Ein Minigolfplatz lebt von zwei Dingen: liebevoller Dekoration und allgemeiner Leutseligkeit – zumindest für eine Spiellänge. Eine Würdigung.

Minigolfbahn in Domburg Foto: imago

Der Gender-Gap kommt irgendwann immer. Der entscheidende Unterschied zwischen den Geschlechtern. Auf jeder Anlage. Das ist die Bahn, bei der der Ball über einen Kegel in eine Art aufgehängten Kescher geschlagen wird. Verlegt sich ein Paar, weiblich und männlich, in der Phase ultrafrischer Verknalltheit auf eine Partie Minigolf, kommt ebendiese Bahn.

Männer vermögen es, langjährig private Beobachtungen, sei es in Neukölln, in Füssen oder in Hamburg, belegen das, nach einem Probeschlag („Ah, so geht’s nicht!“) mit dem zweiten oder dritten Versuch den Ball korrekt ins Netz zu platzieren.
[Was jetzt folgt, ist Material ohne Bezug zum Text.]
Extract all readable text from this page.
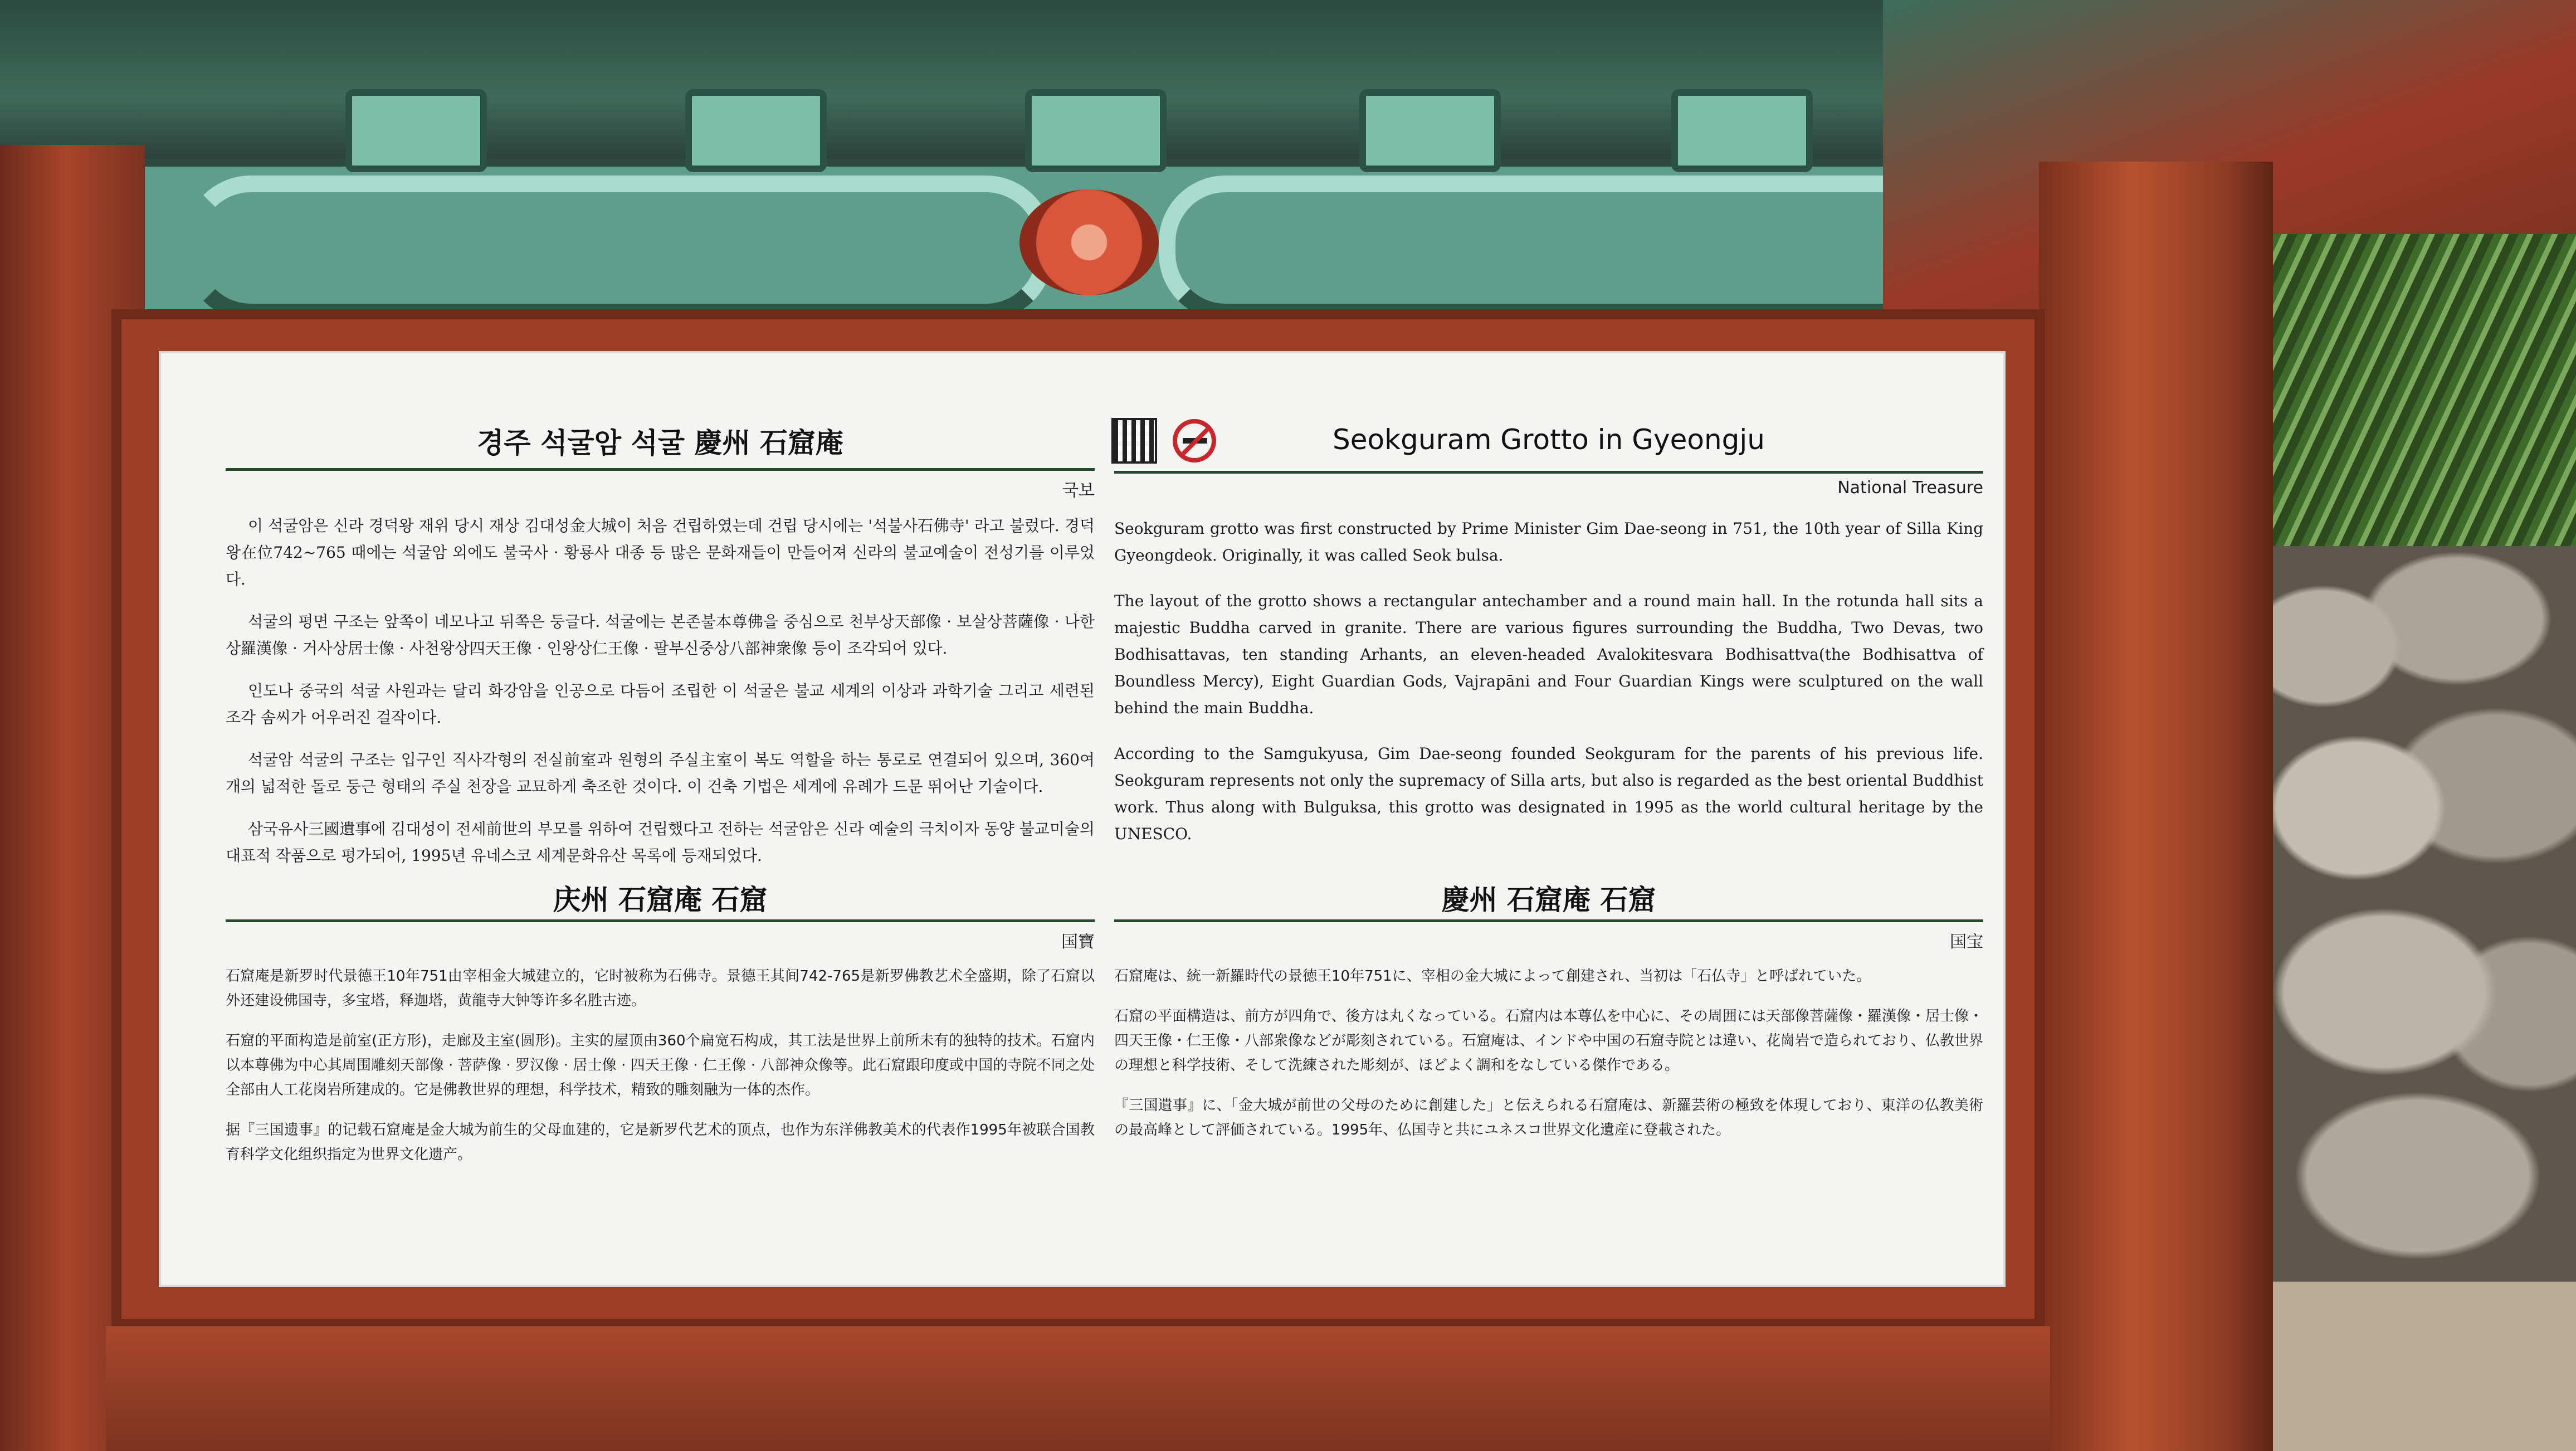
경주 석굴암 석굴 慶州 石窟庵
국보

이 석굴암은 신라 경덕왕 재위 당시 재상 김대성金大城이 처음 건립하였는데 건립 당시에는 '석불사石佛寺' 라고 불렀다. 경덕왕在位742~765 때에는 석굴암 외에도 불국사 · 황룡사 대종 등 많은 문화재들이 만들어져 신라의 불교예술이 전성기를 이루었다.

석굴의 평면 구조는 앞쪽이 네모나고 뒤쪽은 둥글다. 석굴에는 본존불本尊佛을 중심으로 천부상天部像 · 보살상菩薩像 · 나한상羅漢像 · 거사상居士像 · 사천왕상四天王像 · 인왕상仁王像 · 팔부신중상八部神衆像 등이 조각되어 있다.

인도나 중국의 석굴 사원과는 달리 화강암을 인공으로 다듬어 조립한 이 석굴은 불교 세계의 이상과 과학기술 그리고 세련된 조각 솜씨가 어우러진 걸작이다.

석굴암 석굴의 구조는 입구인 직사각형의 전실前室과 원형의 주실主室이 복도 역할을 하는 통로로 연결되어 있으며, 360여 개의 넓적한 돌로 둥근 형태의 주실 천장을 교묘하게 축조한 것이다. 이 건축 기법은 세계에 유례가 드문 뛰어난 기술이다.

삼국유사三國遺事에 김대성이 전세前世의 부모를 위하여 건립했다고 전하는 석굴암은 신라 예술의 극치이자 동양 불교미술의 대표적 작품으로 평가되어, 1995년 유네스코 세계문화유산 목록에 등재되었다.

Seokguram Grotto in Gyeongju
National Treasure

Seokguram grotto was first constructed by Prime Minister Gim Dae-seong in 751, the 10th year of Silla King Gyeongdeok. Originally, it was called Seok bulsa.

The layout of the grotto shows a rectangular antechamber and a round main hall. In the rotunda hall sits a majestic Buddha carved in granite. There are various figures surrounding the Buddha, Two Devas, two Bodhisattavas, ten standing Arhants, an eleven-headed Avalokitesvara Bodhisattva(the Bodhisattva of Boundless Mercy), Eight Guardian Gods, Vajrapāni and Four Guardian Kings were sculptured on the wall behind the main Buddha.

According to the Samgukyusa, Gim Dae-seong founded Seokguram for the parents of his previous life. Seokguram represents not only the supremacy of Silla arts, but also is regarded as the best oriental Buddhist work. Thus along with Bulguksa, this grotto was designated in 1995 as the world cultural heritage by the UNESCO.

庆州 石窟庵 石窟
国寶

石窟庵是新罗时代景德王10年751由宰相金大城建立的，它时被称为石佛寺。景德王其间742-765是新罗佛教艺术全盛期，除了石窟以外还建设佛国寺，多宝塔，释迦塔，黄龍寺大钟等许多名胜古迹。

石窟的平面构造是前室(正方形)，走廊及主室(圆形)。主实的屋顶由360个扁宽石构成，其工法是世界上前所未有的独特的技术。石窟内以本尊佛为中心其周围雕刻天部像 · 菩萨像 · 罗汉像 · 居士像 · 四天王像 · 仁王像 · 八部神众像等。此石窟跟印度或中国的寺院不同之处全部由人工花岗岩所建成的。它是佛教世界的理想，科学技术，精致的雕刻融为一体的杰作。

据『三国遗事』的记载石窟庵是金大城为前生的父母血建的，它是新罗代艺术的顶点，也作为东洋佛教美术的代表作1995年被联合国教育科学文化组织指定为世界文化遗产。

慶州 石窟庵 石窟
国宝

石窟庵は、統一新羅時代の景徳王10年751に、宰相の金大城によって創建され、当初は「石仏寺」と呼ばれていた。

石窟の平面構造は、前方が四角で、後方は丸くなっている。石窟内は本尊仏を中心に、その周囲には天部像菩薩像・羅漢像・居士像・四天王像・仁王像・八部衆像などが彫刻されている。石窟庵は、インドや中国の石窟寺院とは違い、花崗岩で造られており、仏教世界の理想と科学技術、そして洗練された彫刻が、ほどよく調和をなしている傑作である。

『三国遺事』に、「金大城が前世の父母のために創建した」と伝えられる石窟庵は、新羅芸術の極致を体現しており、東洋の仏教美術の最高峰として評価されている。1995年、仏国寺と共にユネスコ世界文化遺産に登載された。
Aber die Frauen, selbst wenn sie ehrgeizig sind, müssen ihre Hoffnungen, zu gewinnen oder wenigstens sich nicht zu blamieren … sie schlagen einfach nicht, sie huscheln mit dem viel zu lasch gehaltenen Schläger gegen den Ball, der daraufhin entweder noch vor dem Kegel verendet oder irgendwo im Nirwana der um die Bahn herum angelegten Rabatten.

Dann sage ich zu einer Frau, deren Freund ihr nicht mal richtig zuguckte: Schlag den Ball doch mal einfach so, als würdest du deinem Freund mal tüchtig eine reinsemmeln. Nun, das war natürlich Aufforderung zu Gewalt, wenn auch im Spiel simulierter, aber sie stellte sich hin, empowert, wie man so sagt, seufzte ganz leicht, ihr Körper spannte sich ein wenig – und drosch die kleine Kugel so was von smart ins Ziel, dass ihr Freund nur staunte.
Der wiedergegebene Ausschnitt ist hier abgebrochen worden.